Kalteng Kehilangan 2 Tokoh Panutan

  • Whatsapp
dr Don FB Leiden SpOG MMR dan Inun Maseh atau dikenal Mina Indu Lawit
iklan atas

**Dokter Don Leiden dan “Ibu” Dayung Inun Maseh Wafat

PALANGKA RAYA/TABENGAN.COM Awan duka menyelimuti Provinsi Kalimantan Tengah (Tengah). Dua tokoh panutan, dr Don FB Leiden SpOG MMR dan Inun Maseh atau dikenal Mina Indu Lawit, tutup usia di RSUD dr Doris Sylvanus Palangka Raya.

Almarhum Don FB Leiden, mantan Kepala Dinas Kesehatan (Kadinkes) Kalteng yang juga pernah menjabat sebagai Direktur RSUD Doris Sylvanus Palangka Raya periode 1 Oktober 2003-12 Juli 2008, meninggal dunia pada Minggu (31/1/2021) pagi. Sedangkan almarhumah Mina Indu Lawit, “ibu” olahraga dayung Kalteng wafat sehari sebelumnya, Sabtu (30/1/2021).

Ketua Ikatan Dokter Indonesia (IDI) Wilayah Kalteng dr Mikko U Ludjen SpOG mengaku sangat kehilangan dengan kepergian almarhum Don Leiden untuk selama-lamanya. Mikko menilai almarhum merupakan senior teladan, menjadi panutan atas sikap rendah hati yang dimilikinya.

“Baik hati dan pekerja keras serta memberikan motivasi untuk dokter-dokter, khususnya putra daerah untuk terus belajar dalam pengembangan diri di Kalteng. Kami kehilangan salah satu putra dokter Dayak terbaik yang dimiliki oleh Kalteng,” kata Mikko, Minggu.

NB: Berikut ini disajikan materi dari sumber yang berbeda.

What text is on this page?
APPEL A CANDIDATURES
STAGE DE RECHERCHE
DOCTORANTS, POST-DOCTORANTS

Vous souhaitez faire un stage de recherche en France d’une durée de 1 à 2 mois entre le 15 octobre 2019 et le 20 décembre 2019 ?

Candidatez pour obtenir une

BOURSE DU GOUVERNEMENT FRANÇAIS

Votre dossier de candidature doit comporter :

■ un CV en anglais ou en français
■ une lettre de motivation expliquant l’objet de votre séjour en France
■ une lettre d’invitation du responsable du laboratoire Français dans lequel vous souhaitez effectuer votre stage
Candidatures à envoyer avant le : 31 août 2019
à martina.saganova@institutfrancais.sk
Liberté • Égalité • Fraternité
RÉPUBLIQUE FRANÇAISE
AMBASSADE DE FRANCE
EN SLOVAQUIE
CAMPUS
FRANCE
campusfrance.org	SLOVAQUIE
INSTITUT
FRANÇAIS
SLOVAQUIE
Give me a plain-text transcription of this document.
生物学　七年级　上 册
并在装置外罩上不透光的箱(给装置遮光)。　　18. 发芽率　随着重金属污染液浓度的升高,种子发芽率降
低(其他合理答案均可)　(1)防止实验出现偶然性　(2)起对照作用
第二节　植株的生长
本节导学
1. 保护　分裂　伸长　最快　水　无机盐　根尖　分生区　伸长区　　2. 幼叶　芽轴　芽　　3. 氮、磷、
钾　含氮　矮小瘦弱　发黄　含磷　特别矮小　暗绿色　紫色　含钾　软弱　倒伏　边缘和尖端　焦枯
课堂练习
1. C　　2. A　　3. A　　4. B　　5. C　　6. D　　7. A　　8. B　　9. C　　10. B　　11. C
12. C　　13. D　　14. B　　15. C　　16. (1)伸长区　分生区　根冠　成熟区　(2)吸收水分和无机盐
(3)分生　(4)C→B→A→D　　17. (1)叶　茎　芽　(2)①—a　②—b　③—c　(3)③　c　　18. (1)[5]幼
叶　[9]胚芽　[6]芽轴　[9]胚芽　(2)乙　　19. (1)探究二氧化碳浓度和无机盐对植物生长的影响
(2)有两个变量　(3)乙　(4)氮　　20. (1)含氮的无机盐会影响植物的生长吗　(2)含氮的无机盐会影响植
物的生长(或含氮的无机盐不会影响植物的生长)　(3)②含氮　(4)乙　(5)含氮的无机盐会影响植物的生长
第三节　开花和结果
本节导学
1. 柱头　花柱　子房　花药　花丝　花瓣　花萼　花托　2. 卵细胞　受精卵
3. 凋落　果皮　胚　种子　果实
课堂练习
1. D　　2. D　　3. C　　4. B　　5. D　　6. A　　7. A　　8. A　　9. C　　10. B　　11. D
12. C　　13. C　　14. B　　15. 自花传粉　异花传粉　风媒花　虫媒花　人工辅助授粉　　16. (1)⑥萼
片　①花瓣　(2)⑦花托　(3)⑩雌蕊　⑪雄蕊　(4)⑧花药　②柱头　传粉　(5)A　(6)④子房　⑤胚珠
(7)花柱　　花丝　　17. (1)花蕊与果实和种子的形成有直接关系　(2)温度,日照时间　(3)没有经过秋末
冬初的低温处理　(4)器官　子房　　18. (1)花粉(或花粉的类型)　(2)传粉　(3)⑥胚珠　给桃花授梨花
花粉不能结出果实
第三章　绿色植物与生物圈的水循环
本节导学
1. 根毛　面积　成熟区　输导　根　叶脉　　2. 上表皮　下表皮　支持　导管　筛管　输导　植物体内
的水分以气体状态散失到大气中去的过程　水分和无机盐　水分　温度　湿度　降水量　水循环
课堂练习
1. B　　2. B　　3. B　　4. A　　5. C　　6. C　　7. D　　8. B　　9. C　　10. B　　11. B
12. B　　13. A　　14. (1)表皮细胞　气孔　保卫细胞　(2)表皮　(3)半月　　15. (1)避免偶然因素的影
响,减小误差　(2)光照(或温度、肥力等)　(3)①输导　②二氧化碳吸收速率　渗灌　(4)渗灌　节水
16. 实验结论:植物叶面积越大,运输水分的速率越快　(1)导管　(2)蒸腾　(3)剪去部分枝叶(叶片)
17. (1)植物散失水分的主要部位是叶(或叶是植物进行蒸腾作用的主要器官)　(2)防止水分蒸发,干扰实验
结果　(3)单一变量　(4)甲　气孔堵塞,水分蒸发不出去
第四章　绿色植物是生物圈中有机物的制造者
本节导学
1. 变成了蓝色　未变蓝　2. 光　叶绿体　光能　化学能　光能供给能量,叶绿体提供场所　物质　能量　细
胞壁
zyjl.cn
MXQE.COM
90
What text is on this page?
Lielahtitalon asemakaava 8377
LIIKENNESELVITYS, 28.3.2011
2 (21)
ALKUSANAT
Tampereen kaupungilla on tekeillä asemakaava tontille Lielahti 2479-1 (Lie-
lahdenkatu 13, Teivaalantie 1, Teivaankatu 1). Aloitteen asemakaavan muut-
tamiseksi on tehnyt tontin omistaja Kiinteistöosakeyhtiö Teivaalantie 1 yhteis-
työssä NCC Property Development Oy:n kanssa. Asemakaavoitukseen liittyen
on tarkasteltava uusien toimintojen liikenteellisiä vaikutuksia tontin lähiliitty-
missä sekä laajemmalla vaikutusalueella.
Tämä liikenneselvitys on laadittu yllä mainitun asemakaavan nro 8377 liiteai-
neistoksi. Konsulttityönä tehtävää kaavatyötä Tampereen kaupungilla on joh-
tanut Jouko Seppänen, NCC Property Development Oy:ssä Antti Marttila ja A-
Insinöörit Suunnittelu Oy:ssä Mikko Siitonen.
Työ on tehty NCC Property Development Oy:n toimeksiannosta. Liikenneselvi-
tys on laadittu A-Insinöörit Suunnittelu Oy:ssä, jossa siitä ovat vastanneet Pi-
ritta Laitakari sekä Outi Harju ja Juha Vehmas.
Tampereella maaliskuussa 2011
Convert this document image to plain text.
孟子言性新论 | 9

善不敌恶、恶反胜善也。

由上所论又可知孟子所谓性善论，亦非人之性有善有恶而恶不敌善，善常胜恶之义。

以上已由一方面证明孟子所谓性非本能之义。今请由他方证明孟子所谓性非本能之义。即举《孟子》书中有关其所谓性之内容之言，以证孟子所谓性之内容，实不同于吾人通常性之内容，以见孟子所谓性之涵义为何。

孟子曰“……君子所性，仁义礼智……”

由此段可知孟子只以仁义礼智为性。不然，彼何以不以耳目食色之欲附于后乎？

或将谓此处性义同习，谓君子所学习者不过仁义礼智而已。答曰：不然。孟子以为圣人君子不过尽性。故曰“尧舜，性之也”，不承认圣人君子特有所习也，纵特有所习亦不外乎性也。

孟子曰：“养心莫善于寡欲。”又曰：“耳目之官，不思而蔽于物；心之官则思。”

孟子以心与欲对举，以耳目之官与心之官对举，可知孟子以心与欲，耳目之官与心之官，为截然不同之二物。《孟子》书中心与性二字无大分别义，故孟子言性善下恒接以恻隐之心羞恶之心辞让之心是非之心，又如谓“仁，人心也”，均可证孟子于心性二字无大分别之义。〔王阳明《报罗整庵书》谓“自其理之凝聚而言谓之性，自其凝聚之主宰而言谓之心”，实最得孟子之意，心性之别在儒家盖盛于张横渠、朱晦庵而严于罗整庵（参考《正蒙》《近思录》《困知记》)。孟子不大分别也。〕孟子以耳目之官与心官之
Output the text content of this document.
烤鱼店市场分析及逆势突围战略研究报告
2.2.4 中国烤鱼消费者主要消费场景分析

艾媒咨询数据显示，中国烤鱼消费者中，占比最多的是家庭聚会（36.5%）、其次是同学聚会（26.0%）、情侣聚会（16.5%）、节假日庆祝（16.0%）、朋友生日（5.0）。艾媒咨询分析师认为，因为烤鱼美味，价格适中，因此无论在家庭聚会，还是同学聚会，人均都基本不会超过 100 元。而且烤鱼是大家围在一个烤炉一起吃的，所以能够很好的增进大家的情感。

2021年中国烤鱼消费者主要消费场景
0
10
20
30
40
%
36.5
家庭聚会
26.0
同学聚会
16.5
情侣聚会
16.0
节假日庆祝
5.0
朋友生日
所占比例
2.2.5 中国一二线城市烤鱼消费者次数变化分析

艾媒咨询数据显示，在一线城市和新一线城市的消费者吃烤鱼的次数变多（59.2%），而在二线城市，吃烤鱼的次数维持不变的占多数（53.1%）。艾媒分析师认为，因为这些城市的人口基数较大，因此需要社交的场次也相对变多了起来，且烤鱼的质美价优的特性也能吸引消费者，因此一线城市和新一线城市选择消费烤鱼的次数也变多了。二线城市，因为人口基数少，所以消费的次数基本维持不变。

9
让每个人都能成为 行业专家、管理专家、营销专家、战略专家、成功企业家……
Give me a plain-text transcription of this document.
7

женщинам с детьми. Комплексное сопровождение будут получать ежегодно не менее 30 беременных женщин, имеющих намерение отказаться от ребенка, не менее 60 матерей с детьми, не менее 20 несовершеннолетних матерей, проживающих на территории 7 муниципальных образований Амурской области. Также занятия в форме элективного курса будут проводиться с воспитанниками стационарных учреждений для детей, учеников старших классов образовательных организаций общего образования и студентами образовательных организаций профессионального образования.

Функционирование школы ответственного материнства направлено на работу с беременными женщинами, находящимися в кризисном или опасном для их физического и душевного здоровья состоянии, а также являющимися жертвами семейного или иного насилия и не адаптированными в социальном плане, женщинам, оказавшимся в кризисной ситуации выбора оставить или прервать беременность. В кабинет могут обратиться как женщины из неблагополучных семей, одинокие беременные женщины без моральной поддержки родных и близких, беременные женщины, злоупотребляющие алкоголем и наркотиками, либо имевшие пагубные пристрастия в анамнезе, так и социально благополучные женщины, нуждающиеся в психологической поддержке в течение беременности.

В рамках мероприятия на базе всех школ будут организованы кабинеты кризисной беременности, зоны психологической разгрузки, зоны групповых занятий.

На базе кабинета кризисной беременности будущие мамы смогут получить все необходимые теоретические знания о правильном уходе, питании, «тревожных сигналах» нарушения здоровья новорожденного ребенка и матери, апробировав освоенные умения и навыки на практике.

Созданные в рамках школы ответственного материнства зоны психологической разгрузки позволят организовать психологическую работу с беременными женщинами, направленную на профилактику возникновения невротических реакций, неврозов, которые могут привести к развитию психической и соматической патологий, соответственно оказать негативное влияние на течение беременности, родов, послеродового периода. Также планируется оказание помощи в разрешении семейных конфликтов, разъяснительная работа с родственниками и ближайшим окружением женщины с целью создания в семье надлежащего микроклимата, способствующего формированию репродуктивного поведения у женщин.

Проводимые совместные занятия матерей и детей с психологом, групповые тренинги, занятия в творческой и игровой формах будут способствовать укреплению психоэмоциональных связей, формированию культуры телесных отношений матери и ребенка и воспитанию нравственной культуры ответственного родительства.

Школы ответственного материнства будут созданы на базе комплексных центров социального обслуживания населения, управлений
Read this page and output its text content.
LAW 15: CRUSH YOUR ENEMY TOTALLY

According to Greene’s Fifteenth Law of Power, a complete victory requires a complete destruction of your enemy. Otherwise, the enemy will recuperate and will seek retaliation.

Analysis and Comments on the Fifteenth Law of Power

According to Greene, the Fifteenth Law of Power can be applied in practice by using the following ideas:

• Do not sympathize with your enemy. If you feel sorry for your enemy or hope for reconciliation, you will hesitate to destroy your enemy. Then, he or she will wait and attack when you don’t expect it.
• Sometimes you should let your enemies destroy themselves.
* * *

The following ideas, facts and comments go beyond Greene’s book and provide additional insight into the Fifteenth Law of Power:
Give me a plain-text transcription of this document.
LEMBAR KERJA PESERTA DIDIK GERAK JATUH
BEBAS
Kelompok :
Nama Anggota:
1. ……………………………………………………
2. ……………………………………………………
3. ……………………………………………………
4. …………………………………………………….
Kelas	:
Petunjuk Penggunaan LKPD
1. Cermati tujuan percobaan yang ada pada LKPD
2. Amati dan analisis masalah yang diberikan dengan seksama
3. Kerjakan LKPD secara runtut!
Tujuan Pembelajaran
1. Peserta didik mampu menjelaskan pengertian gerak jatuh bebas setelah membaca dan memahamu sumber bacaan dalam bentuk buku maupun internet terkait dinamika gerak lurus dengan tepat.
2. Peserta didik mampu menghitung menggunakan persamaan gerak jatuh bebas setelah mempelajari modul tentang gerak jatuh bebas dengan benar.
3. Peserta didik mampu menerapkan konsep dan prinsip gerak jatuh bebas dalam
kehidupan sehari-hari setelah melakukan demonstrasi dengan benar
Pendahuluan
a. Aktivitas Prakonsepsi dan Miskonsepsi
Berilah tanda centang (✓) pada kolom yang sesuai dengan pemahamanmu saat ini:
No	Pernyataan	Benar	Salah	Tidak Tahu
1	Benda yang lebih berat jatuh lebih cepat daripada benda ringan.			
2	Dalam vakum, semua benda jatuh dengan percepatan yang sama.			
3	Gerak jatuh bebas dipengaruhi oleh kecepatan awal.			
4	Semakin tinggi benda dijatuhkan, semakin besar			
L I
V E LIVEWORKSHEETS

Semasa hidup almarhum, hampir semua jabatan di dunia kesehatan sudah pernah dipegangnya, seperti Ketua IDI Wilayah Kalteng, Ketua Perkumpulan Obstetri dan Ginekologi Indonesia (POGI) Kalteng, Direktur RSUD Doris Sylvanus dan Kadinkes Provinsi Kalteng. Selain itu,  almarhum juga menjabat Ketua Kerukunan Warga Dusun, Maanyan dan Lawangan (Dusmala).

Ucapan duka juga disampaikan Kadinkes Kalteng dr Suyuti Syamsul MPPM. Dia bersama jajaran di Dinkes Kalteng merasa kehilangan senior yang telah meletakkan fondasi sistem kesehatan di Kalteng. Meskipun tidak mengenal secara mendalam sosok almarhum, namun menurut Suyuti almarhum orang yang baik.

“Turut berdukacita yang sedalam-dalamnya. Kami kehilangan senior yang  meletakkan fondasi sistem kesehatan di Kalteng. Saya tak mengenal beliau secara mendalam. Komunikasi kami selama ini terbatas pada hal-hal yang bersifat profesional, tetapi menurut saya beliau orang baik,” ujar Suyuti.

“Ibu” Dayung Kalteng

Sementara itu, Wilson U Maseh, anak kedua dari almarhumah Mina Indu Lawit menyampaikan, almarhumah sempat menjalani perawatan cukup lama di RSUD dr Doris Sylvanus sejak 26 Desember 2020 karena dari hasil diagnosis menderita multiple myeloma, kanker yang menyerang sel plasma. Namun, sejak Kamis (28/1/2021), terjadi penurunan kesadaran dan sudah tidak dapat berbicara. Kemudian, Sabtu (30/1/2021) pukul 14.39 WIB, mengembuskan nafas terakhir.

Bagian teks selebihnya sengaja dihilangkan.